His distillery is based in Drumshanbo, County Leitrim, where it continues to create valuable local employment and drive tourist footfall in a rural part of the country.

“Since setting up in 2014, we’ve invested over €4 million in the local area,” he said, “We’re also currently investing €2 million in our new visitor centre which will drive local tourism and create jobs when it re-opens. This continued investment and growth should not be put at risk. It’s vital that these amendments are passed in full to protect our rural and national food and drinks economy.”

The Chief Executive of the Carlow Brewing Company Seamus O’Hara, echoed these comments.

“Ireland is experiencing a craft beer revolution at the moment and consumers are becoming more adventurous in their choices, with a range of new products on the market,” he stated, “The craft beer industry is creating an environment where customers are more interested in moderate consumption and quality is finally becoming far more important than quantity.

“22% of beer produced by Irish microbreweries in 2016 was exported to international markets. The continued growth of the sector is reliant on exports. Creating labels for individual markets would be unsustainable for breweries of our size. The health and wellbeing of our customers is paramount and we strongly feel it is the combined responsibility of breweries, publicans, off-licences, retailers and government to promote the positive message of moderation and balance.”

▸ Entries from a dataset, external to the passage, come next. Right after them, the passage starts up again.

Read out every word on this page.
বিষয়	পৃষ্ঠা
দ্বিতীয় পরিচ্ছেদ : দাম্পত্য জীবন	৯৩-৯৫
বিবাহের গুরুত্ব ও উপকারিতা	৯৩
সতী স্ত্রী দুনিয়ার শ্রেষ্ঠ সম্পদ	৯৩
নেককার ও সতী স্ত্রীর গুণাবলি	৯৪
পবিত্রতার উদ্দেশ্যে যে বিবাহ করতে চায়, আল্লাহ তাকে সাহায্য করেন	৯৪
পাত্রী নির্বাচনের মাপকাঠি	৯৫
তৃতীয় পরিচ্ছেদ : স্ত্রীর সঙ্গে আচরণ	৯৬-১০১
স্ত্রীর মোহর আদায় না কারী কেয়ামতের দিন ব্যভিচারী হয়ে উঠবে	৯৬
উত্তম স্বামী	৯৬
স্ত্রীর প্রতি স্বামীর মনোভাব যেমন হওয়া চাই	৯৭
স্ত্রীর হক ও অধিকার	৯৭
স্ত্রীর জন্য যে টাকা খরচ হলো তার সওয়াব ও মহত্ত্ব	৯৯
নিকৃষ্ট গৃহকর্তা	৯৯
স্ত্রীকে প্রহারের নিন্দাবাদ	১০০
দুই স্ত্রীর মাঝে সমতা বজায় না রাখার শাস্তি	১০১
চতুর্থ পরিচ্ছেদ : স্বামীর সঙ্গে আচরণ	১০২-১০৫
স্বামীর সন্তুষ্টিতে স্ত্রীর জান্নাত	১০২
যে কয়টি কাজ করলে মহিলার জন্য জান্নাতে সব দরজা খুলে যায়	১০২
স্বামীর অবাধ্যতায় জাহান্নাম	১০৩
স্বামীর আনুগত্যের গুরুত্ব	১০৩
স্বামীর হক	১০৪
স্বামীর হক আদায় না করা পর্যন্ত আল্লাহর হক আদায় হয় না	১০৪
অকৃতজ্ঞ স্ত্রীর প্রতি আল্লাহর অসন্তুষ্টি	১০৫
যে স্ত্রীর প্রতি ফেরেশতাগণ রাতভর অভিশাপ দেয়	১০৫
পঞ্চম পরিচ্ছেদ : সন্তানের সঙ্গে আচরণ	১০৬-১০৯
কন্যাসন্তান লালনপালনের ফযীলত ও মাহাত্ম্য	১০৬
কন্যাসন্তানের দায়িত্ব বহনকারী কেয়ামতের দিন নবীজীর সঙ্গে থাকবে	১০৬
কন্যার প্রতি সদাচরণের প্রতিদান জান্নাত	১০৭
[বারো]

John Quinn, Global Brand Ambassador of Offaly’s Tullamore Dew, added, “We’re growing our business around the world and our distillery and visitor centre are very important elements of that drive. The new bill would not allow us to direct tourists to our visitor centre. The amendments would ensure that the tourists to Offaly will be directed to the home of the whiskey they enjoy in their home country. This tourist attraction is a very important contributor to the economy of the town and county of Offaly.”

His colleague Michael Scully, the Founder and Chief Executive of Clonakilty Distillery in County Cork, agreed, stating, “These amendments are vital as we need the freedom to be able to innovate and introduce new products to the home market without the threat of reputationally-damaging cancer warning labels being added to our products. Earlier this year, we launched our new Minke Gin to the market, which would have been hugely challenging if the Alcohol Bill was in place as it stands.

“We expect to be launching our new visitor experience later this year which, over time, will bring much-needed extra business and revenue to the town of Clonakilty. If we’re not able to advertise this without restrictions, our hands would be tied behind our backs before we even started, which is again why these amendments are important.”